Most followed their targets almost inside Martian orbit before beginning to draw back.
Which was exactly what the Empire wanted.

“Sir!” a young woman shouted.  Ryoji glanced up; a comm tech.  “We’re getting a transmission from our Lunar installations!”  That brought him up short; the Moon was currently around the Earth, blocked off from the fighting.  What could they possibly have to say?
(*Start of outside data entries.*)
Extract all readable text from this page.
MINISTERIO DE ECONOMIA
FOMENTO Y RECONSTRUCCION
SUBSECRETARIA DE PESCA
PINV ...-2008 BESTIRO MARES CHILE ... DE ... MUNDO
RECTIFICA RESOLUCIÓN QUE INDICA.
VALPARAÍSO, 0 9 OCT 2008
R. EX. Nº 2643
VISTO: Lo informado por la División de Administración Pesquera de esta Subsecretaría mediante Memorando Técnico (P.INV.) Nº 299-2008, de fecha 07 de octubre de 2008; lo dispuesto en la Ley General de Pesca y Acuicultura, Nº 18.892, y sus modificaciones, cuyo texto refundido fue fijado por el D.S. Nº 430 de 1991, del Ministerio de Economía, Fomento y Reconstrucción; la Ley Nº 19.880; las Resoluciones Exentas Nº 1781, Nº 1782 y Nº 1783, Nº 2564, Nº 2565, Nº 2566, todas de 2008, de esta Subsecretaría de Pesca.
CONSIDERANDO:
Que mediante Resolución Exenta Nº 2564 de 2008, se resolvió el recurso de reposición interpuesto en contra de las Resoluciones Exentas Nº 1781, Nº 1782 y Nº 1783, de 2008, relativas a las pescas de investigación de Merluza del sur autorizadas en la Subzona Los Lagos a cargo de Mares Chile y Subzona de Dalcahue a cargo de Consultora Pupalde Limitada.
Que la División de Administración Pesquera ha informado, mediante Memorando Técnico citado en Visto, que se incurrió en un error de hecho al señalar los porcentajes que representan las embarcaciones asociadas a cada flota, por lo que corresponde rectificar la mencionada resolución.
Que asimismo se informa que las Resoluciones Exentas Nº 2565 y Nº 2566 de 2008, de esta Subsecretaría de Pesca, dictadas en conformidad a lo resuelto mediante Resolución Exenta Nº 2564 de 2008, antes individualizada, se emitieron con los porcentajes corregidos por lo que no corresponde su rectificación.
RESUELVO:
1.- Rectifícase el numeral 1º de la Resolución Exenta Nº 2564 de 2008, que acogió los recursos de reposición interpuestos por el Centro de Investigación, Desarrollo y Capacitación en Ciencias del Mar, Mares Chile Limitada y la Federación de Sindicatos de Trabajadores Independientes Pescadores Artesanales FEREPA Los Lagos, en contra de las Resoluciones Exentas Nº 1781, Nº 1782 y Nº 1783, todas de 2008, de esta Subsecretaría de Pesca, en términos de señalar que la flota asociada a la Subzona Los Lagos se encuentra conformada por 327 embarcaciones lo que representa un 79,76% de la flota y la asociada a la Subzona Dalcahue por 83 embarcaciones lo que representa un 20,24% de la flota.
“Play it.” he ordered.  Immediately, silence fell across the bridge as everyone waited to hear what was happening.  “Mayday!” a panicked voice shouted over the speakers.  “Imperial warships…. out of nowhere…… my god!  That one……  assive!  Look o….”  And then, there was nothing more than static.  For an instant, it seemed as though nobody even dared to breath.

“Helm, bring us around, full acceleration!” Ryoji ordered at once.  He had no need to issue a specific direction; the man would know.  “Comm, pass that order along!  Stress the utmost urgency!”  As the massive vessel began to spin, the point of view on the main screen changed.  It whirled from a view of Mars, quite close, through an empty stairfield, and finally back the
watery vision of Earth.  For an instant, he thought that it might still be all right.  His ships were fast, and whatever was on the other side of the Earth would need a lot of time to do serious damage.  Not to mention the orbital platforms.  No prob-

And then he saw it.  At first, he assumed it was just a viewer defect.  After all, the Earth couldn’t really be cracking apart, could it?  But there it was; he could see magma spilling out, killing millions as it swarmed over the planet, hungrily devouring the surface of the earth.  Tectonic plates cracked and pulled apart from each other, splitting cities down the middle
and dropping whole towns into the core of the planet.  As it continued, Ryoji could see the planet split into innumerable smaller fragments that began to pull apart from each other.  For a brief instant, the core of Earth held it all together.  But then, with an explosive force greater than anything anyone had ever seen (save, perhaps, Unicron’s destruction), Earth
exploded out.

It was, perhaps, a good thing that most of Europe slammed into the Titan and her two escorts.  Ryoji, certainly, embraced the void willingly after that specatacle.  His last sight was a tear-blurred image of a massive vessel moving with impunity through the ruins of his home planet.  And then.... Nothing.